Justin Sun, the founder of Tron, has announced that First Digital Trust, a fiduciary based in Hong Kong, is insolvent and cannot meet client withdrawal requests.
In a recent post on X, Sun advised users to act swiftly to protect their assets and called for regulatory measures to thwart further financial misconduct in the region.
His remarks come as court documents disclose that approximately $456 million in TrueUSD stablecoin reserves became illiquid due to unauthorized investments.

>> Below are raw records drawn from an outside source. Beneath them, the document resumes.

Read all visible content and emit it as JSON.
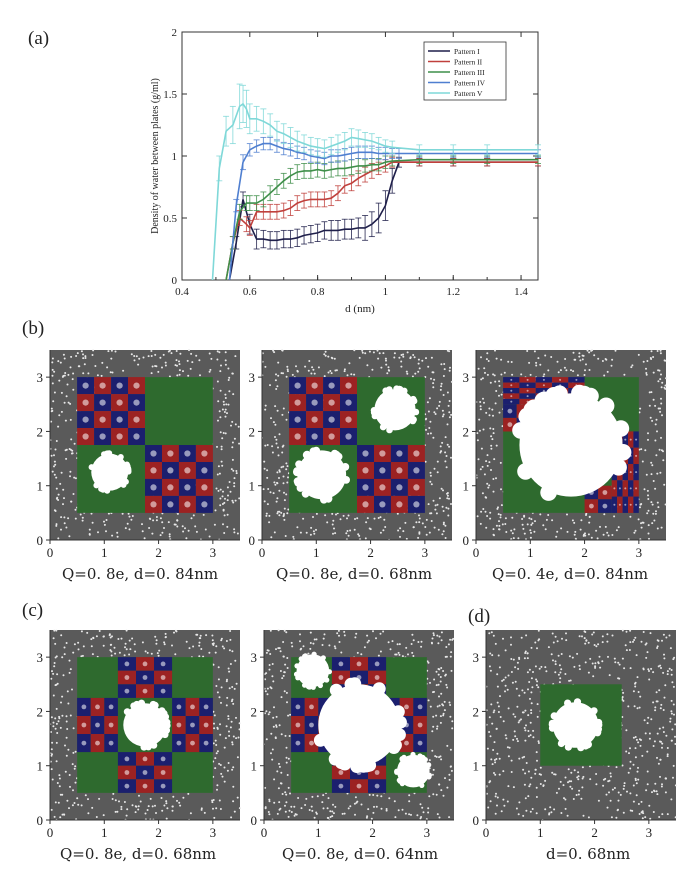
{
  "panel_labels": [
    "(a)",
    "(b)",
    "(c)",
    "(d)"
  ],
  "colors": {
    "pattern1": "#1f1f4a",
    "pattern2": "#c0403c",
    "pattern3": "#3f8f4a",
    "pattern4": "#4f7fd0",
    "pattern5": "#7fd8d8",
    "negative": "#1b1f6e",
    "positive": "#9c2222",
    "neutral": "#2e6a2e",
    "water_bg": "#5a5a5a",
    "water_dot": "#e8e8e8"
  },
  "chart_data": [
    {
      "type": "line",
      "ylabel": "Density of water between plates (g/ml)",
      "xlabel": "d (nm)",
      "xlim": [
        0.4,
        1.45
      ],
      "ylim": [
        0,
        2
      ],
      "xticks": [
        "0.4",
        "0.6",
        "0.8",
        "1",
        "1.2",
        "1.4"
      ],
      "xtick_values": [
        0.4,
        0.6,
        0.8,
        1.0,
        1.2,
        1.4
      ],
      "yticks": [
        "0",
        "0.5",
        "1",
        "1.5",
        "2"
      ],
      "ytick_values": [
        0,
        0.5,
        1.0,
        1.5,
        2.0
      ],
      "legend_position": "top-right",
      "series": [
        {
          "name": "Pattern I",
          "color_key": "pattern1",
          "x": [
            0.54,
            0.56,
            0.58,
            0.6,
            0.62,
            0.64,
            0.66,
            0.68,
            0.7,
            0.72,
            0.74,
            0.76,
            0.78,
            0.8,
            0.82,
            0.84,
            0.86,
            0.88,
            0.9,
            0.92,
            0.94,
            0.96,
            0.98,
            1.0,
            1.02,
            1.04,
            1.1,
            1.2,
            1.3,
            1.45
          ],
          "y": [
            0.0,
            0.3,
            0.65,
            0.45,
            0.33,
            0.33,
            0.32,
            0.32,
            0.33,
            0.33,
            0.34,
            0.36,
            0.37,
            0.38,
            0.4,
            0.4,
            0.4,
            0.41,
            0.41,
            0.42,
            0.42,
            0.45,
            0.5,
            0.6,
            0.8,
            0.95,
            0.95,
            0.95,
            0.95,
            0.95
          ],
          "err": [
            0,
            0.05,
            0.06,
            0.08,
            0.08,
            0.07,
            0.07,
            0.07,
            0.07,
            0.07,
            0.07,
            0.07,
            0.07,
            0.07,
            0.07,
            0.08,
            0.08,
            0.08,
            0.08,
            0.08,
            0.1,
            0.1,
            0.12,
            0.12,
            0.1,
            0.04,
            0.03,
            0.03,
            0.03,
            0.03
          ]
        },
        {
          "name": "Pattern II",
          "color_key": "pattern2",
          "x": [
            0.53,
            0.55,
            0.57,
            0.59,
            0.6,
            0.62,
            0.64,
            0.66,
            0.68,
            0.7,
            0.72,
            0.74,
            0.76,
            0.78,
            0.8,
            0.82,
            0.84,
            0.86,
            0.88,
            0.9,
            0.92,
            0.94,
            0.96,
            0.98,
            1.0,
            1.02,
            1.1,
            1.2,
            1.3,
            1.45
          ],
          "y": [
            0.0,
            0.3,
            0.5,
            0.45,
            0.42,
            0.55,
            0.55,
            0.55,
            0.55,
            0.56,
            0.58,
            0.62,
            0.64,
            0.65,
            0.65,
            0.65,
            0.66,
            0.7,
            0.76,
            0.78,
            0.82,
            0.85,
            0.88,
            0.9,
            0.92,
            0.95,
            0.95,
            0.95,
            0.95,
            0.95
          ],
          "err": [
            0,
            0.05,
            0.06,
            0.06,
            0.06,
            0.06,
            0.06,
            0.06,
            0.06,
            0.06,
            0.06,
            0.06,
            0.06,
            0.06,
            0.06,
            0.06,
            0.06,
            0.06,
            0.06,
            0.06,
            0.06,
            0.06,
            0.06,
            0.05,
            0.05,
            0.04,
            0.03,
            0.03,
            0.03,
            0.03
          ]
        },
        {
          "name": "Pattern III",
          "color_key": "pattern3",
          "x": [
            0.53,
            0.55,
            0.57,
            0.59,
            0.6,
            0.62,
            0.64,
            0.66,
            0.68,
            0.7,
            0.72,
            0.74,
            0.76,
            0.78,
            0.8,
            0.82,
            0.84,
            0.86,
            0.88,
            0.9,
            0.92,
            0.94,
            0.96,
            0.98,
            1.0,
            1.02,
            1.1,
            1.2,
            1.3,
            1.45
          ],
          "y": [
            0.0,
            0.3,
            0.55,
            0.62,
            0.62,
            0.62,
            0.65,
            0.7,
            0.75,
            0.8,
            0.84,
            0.87,
            0.88,
            0.88,
            0.89,
            0.88,
            0.89,
            0.9,
            0.9,
            0.91,
            0.92,
            0.92,
            0.93,
            0.93,
            0.95,
            0.96,
            0.97,
            0.97,
            0.97,
            0.97
          ],
          "err": [
            0,
            0.05,
            0.06,
            0.06,
            0.06,
            0.06,
            0.06,
            0.06,
            0.06,
            0.06,
            0.06,
            0.06,
            0.06,
            0.06,
            0.06,
            0.06,
            0.06,
            0.06,
            0.06,
            0.06,
            0.06,
            0.05,
            0.05,
            0.05,
            0.05,
            0.04,
            0.03,
            0.03,
            0.03,
            0.03
          ]
        },
        {
          "name": "Pattern IV",
          "color_key": "pattern4",
          "x": [
            0.54,
            0.56,
            0.58,
            0.6,
            0.62,
            0.64,
            0.66,
            0.68,
            0.7,
            0.72,
            0.74,
            0.76,
            0.78,
            0.8,
            0.82,
            0.84,
            0.86,
            0.88,
            0.9,
            0.92,
            0.94,
            0.96,
            0.98,
            1.0,
            1.02,
            1.04,
            1.1,
            1.2,
            1.3,
            1.45
          ],
          "y": [
            0.0,
            0.6,
            0.95,
            1.05,
            1.08,
            1.1,
            1.1,
            1.08,
            1.06,
            1.05,
            1.03,
            1.02,
            1.0,
            0.99,
            0.98,
            1.0,
            1.0,
            1.01,
            1.02,
            1.03,
            1.03,
            1.03,
            1.02,
            1.02,
            1.02,
            1.02,
            1.02,
            1.02,
            1.02,
            1.02
          ],
          "err": [
            0,
            0.05,
            0.06,
            0.05,
            0.05,
            0.05,
            0.05,
            0.05,
            0.05,
            0.05,
            0.05,
            0.05,
            0.05,
            0.05,
            0.05,
            0.05,
            0.05,
            0.05,
            0.05,
            0.05,
            0.05,
            0.05,
            0.05,
            0.05,
            0.04,
            0.04,
            0.03,
            0.03,
            0.03,
            0.03
          ]
        },
        {
          "name": "Pattern V",
          "color_key": "pattern5",
          "x": [
            0.49,
            0.51,
            0.53,
            0.55,
            0.57,
            0.58,
            0.59,
            0.6,
            0.62,
            0.64,
            0.66,
            0.68,
            0.7,
            0.72,
            0.74,
            0.76,
            0.78,
            0.8,
            0.82,
            0.84,
            0.86,
            0.88,
            0.9,
            0.92,
            0.94,
            0.96,
            0.98,
            1.0,
            1.02,
            1.1,
            1.2,
            1.3,
            1.45
          ],
          "y": [
            0.0,
            0.9,
            1.2,
            1.25,
            1.4,
            1.42,
            1.38,
            1.3,
            1.3,
            1.28,
            1.25,
            1.2,
            1.18,
            1.15,
            1.12,
            1.1,
            1.08,
            1.07,
            1.06,
            1.08,
            1.1,
            1.12,
            1.15,
            1.14,
            1.13,
            1.12,
            1.1,
            1.08,
            1.07,
            1.05,
            1.05,
            1.05,
            1.05
          ],
          "err": [
            0,
            0.1,
            0.12,
            0.15,
            0.18,
            0.15,
            0.15,
            0.12,
            0.1,
            0.1,
            0.09,
            0.08,
            0.08,
            0.08,
            0.08,
            0.07,
            0.07,
            0.07,
            0.07,
            0.07,
            0.07,
            0.07,
            0.07,
            0.07,
            0.06,
            0.06,
            0.05,
            0.05,
            0.05,
            0.04,
            0.04,
            0.04,
            0.04
          ]
        }
      ]
    },
    {
      "type": "scatter",
      "panel": "(b)",
      "caption": "Q=0. 8e,  d=0. 84nm",
      "xticks": [
        "0",
        "1",
        "2",
        "3"
      ],
      "yticks": [
        "0",
        "1",
        "2",
        "3"
      ],
      "xlim": [
        0,
        3.5
      ],
      "ylim": [
        0,
        3.5
      ],
      "plate": [
        0.5,
        0.5,
        3.0,
        3.0
      ],
      "tiles": [
        {
          "region": [
            0.5,
            1.75,
            1.75,
            3.0
          ],
          "kind": "checker",
          "n": 4
        },
        {
          "region": [
            1.75,
            0.5,
            3.0,
            1.75
          ],
          "kind": "checker",
          "n": 4
        },
        {
          "region": [
            1.75,
            1.75,
            3.0,
            3.0
          ],
          "kind": "neutral"
        },
        {
          "region": [
            0.5,
            0.5,
            1.75,
            1.75
          ],
          "kind": "neutral"
        }
      ],
      "voids": [
        {
          "cx": 1.1,
          "cy": 1.25,
          "r": 0.34
        }
      ]
    },
    {
      "type": "scatter",
      "panel": "(b)",
      "caption": "Q=0. 8e,  d=0. 68nm",
      "xticks": [
        "0",
        "1",
        "2",
        "3"
      ],
      "yticks": [
        "0",
        "1",
        "2",
        "3"
      ],
      "xlim": [
        0,
        3.5
      ],
      "ylim": [
        0,
        3.5
      ],
      "plate": [
        0.5,
        0.5,
        3.0,
        3.0
      ],
      "tiles": [
        {
          "region": [
            0.5,
            1.75,
            1.75,
            3.0
          ],
          "kind": "checker",
          "n": 4
        },
        {
          "region": [
            1.75,
            0.5,
            3.0,
            1.75
          ],
          "kind": "checker",
          "n": 4
        },
        {
          "region": [
            1.75,
            1.75,
            3.0,
            3.0
          ],
          "kind": "neutral"
        },
        {
          "region": [
            0.5,
            0.5,
            1.75,
            1.75
          ],
          "kind": "neutral"
        }
      ],
      "voids": [
        {
          "cx": 1.1,
          "cy": 1.2,
          "r": 0.45
        },
        {
          "cx": 2.45,
          "cy": 2.4,
          "r": 0.38
        }
      ]
    },
    {
      "type": "scatter",
      "panel": "(b)",
      "caption": "Q=0. 4e,  d=0. 84nm",
      "xticks": [
        "0",
        "1",
        "2",
        "3"
      ],
      "yticks": [
        "0",
        "1",
        "2",
        "3"
      ],
      "xlim": [
        0,
        3.5
      ],
      "ylim": [
        0,
        3.5
      ],
      "plate": [
        0.5,
        0.5,
        3.0,
        3.0
      ],
      "tiles": [
        {
          "region": [
            0.5,
            2.5,
            2.0,
            3.0
          ],
          "kind": "checker",
          "n": 5
        },
        {
          "region": [
            0.5,
            2.0,
            1.0,
            2.5
          ],
          "kind": "checker",
          "n": 2
        },
        {
          "region": [
            2.5,
            0.5,
            3.0,
            2.0
          ],
          "kind": "checker",
          "n": 5
        },
        {
          "region": [
            2.0,
            0.5,
            2.5,
            1.0
          ],
          "kind": "checker",
          "n": 2
        },
        {
          "region": [
            0.5,
            0.5,
            2.5,
            2.5
          ],
          "kind": "neutral"
        },
        {
          "region": [
            2.0,
            2.0,
            3.0,
            3.0
          ],
          "kind": "neutral"
        }
      ],
      "voids": [
        {
          "cx": 1.75,
          "cy": 1.75,
          "r": 0.95
        }
      ]
    },
    {
      "type": "scatter",
      "panel": "(c)",
      "caption": "Q=0. 8e,  d=0. 68nm",
      "xticks": [
        "0",
        "1",
        "2",
        "3"
      ],
      "yticks": [
        "0",
        "1",
        "2",
        "3"
      ],
      "xlim": [
        0,
        3.5
      ],
      "ylim": [
        0,
        3.5
      ],
      "plate": [
        0.5,
        0.5,
        3.0,
        3.0
      ],
      "tiles": [
        {
          "region": [
            0.5,
            0.5,
            3.0,
            3.0
          ],
          "kind": "neutral"
        },
        {
          "region": [
            1.25,
            2.25,
            2.25,
            3.0
          ],
          "kind": "checker",
          "n": 3
        },
        {
          "region": [
            1.25,
            0.5,
            2.25,
            1.25
          ],
          "kind": "checker",
          "n": 3
        },
        {
          "region": [
            0.5,
            1.25,
            1.25,
            2.25
          ],
          "kind": "checker",
          "n": 3
        },
        {
          "region": [
            2.25,
            1.25,
            3.0,
            2.25
          ],
          "kind": "checker",
          "n": 3
        }
      ],
      "voids": [
        {
          "cx": 1.75,
          "cy": 1.75,
          "r": 0.4
        }
      ]
    },
    {
      "type": "scatter",
      "panel": "(c)",
      "caption": "Q=0. 8e,  d=0. 64nm",
      "xticks": [
        "0",
        "1",
        "2",
        "3"
      ],
      "yticks": [
        "0",
        "1",
        "2",
        "3"
      ],
      "xlim": [
        0,
        3.5
      ],
      "ylim": [
        0,
        3.5
      ],
      "plate": [
        0.5,
        0.5,
        3.0,
        3.0
      ],
      "tiles": [
        {
          "region": [
            0.5,
            0.5,
            3.0,
            3.0
          ],
          "kind": "neutral"
        },
        {
          "region": [
            1.25,
            2.25,
            2.25,
            3.0
          ],
          "kind": "checker",
          "n": 3
        },
        {
          "region": [
            1.25,
            0.5,
            2.25,
            1.25
          ],
          "kind": "checker",
          "n": 3
        },
        {
          "region": [
            0.5,
            1.25,
            1.25,
            2.25
          ],
          "kind": "checker",
          "n": 3
        },
        {
          "region": [
            2.25,
            1.25,
            3.0,
            2.25
          ],
          "kind": "checker",
          "n": 3
        }
      ],
      "voids": [
        {
          "cx": 1.75,
          "cy": 1.75,
          "r": 0.75
        },
        {
          "cx": 0.9,
          "cy": 2.75,
          "r": 0.3
        },
        {
          "cx": 2.75,
          "cy": 0.9,
          "r": 0.3
        }
      ]
    },
    {
      "type": "scatter",
      "panel": "(d)",
      "caption": "d=0. 68nm",
      "xticks": [
        "0",
        "1",
        "2",
        "3"
      ],
      "yticks": [
        "0",
        "1",
        "2",
        "3"
      ],
      "xlim": [
        0,
        3.5
      ],
      "ylim": [
        0,
        3.5
      ],
      "plate": [
        1.0,
        1.0,
        2.5,
        2.5
      ],
      "tiles": [
        {
          "region": [
            1.0,
            1.0,
            2.5,
            2.5
          ],
          "kind": "neutral"
        }
      ],
      "voids": [
        {
          "cx": 1.65,
          "cy": 1.75,
          "r": 0.42
        }
      ]
    }
  ]
}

Techteryx, which issues TUSD, had relied on FDT for managing its reserves, but reports indicate that the firm diverted funds into the Aria Commodity Finance Fund, registered in the Cayman Islands.
Instead, it’s alleged that the money was improperly directed towards an unapproved entity in Dubai, Aria Commodities DMCC. Sun reportedly extended emergency funding to Techteryx, according to sources.
This situation means that nearly $456 million in TrueUSD reserves has been mishandled, triggering legal actions and raising alarms about the oversight of stablecoins.
Sun highlighted that the financial stability of Hong Kong is at stake, stating, “There are critical flaws in both the trust licensing process in Hong Kong and the internal risk management of its financial infrastructure. I urge regulators and law enforcement to act promptly.”
Legal consequences
Techteryx’s legal documentation accuses FDT of embezzlement and fraudulent misrepresentation. However, FDT’s CEO, Vincent Chok, has denied any misconduct, asserting that the company acted according to the guidance it received.
This controversy emerges amid wider challenges faced by TUSD, including the downfall of its former banking partner Prime Trust and a settlement with the SEC in 2024 involving TrueCoin and TrustToken over misleading representations regarding the stablecoin’s reserves.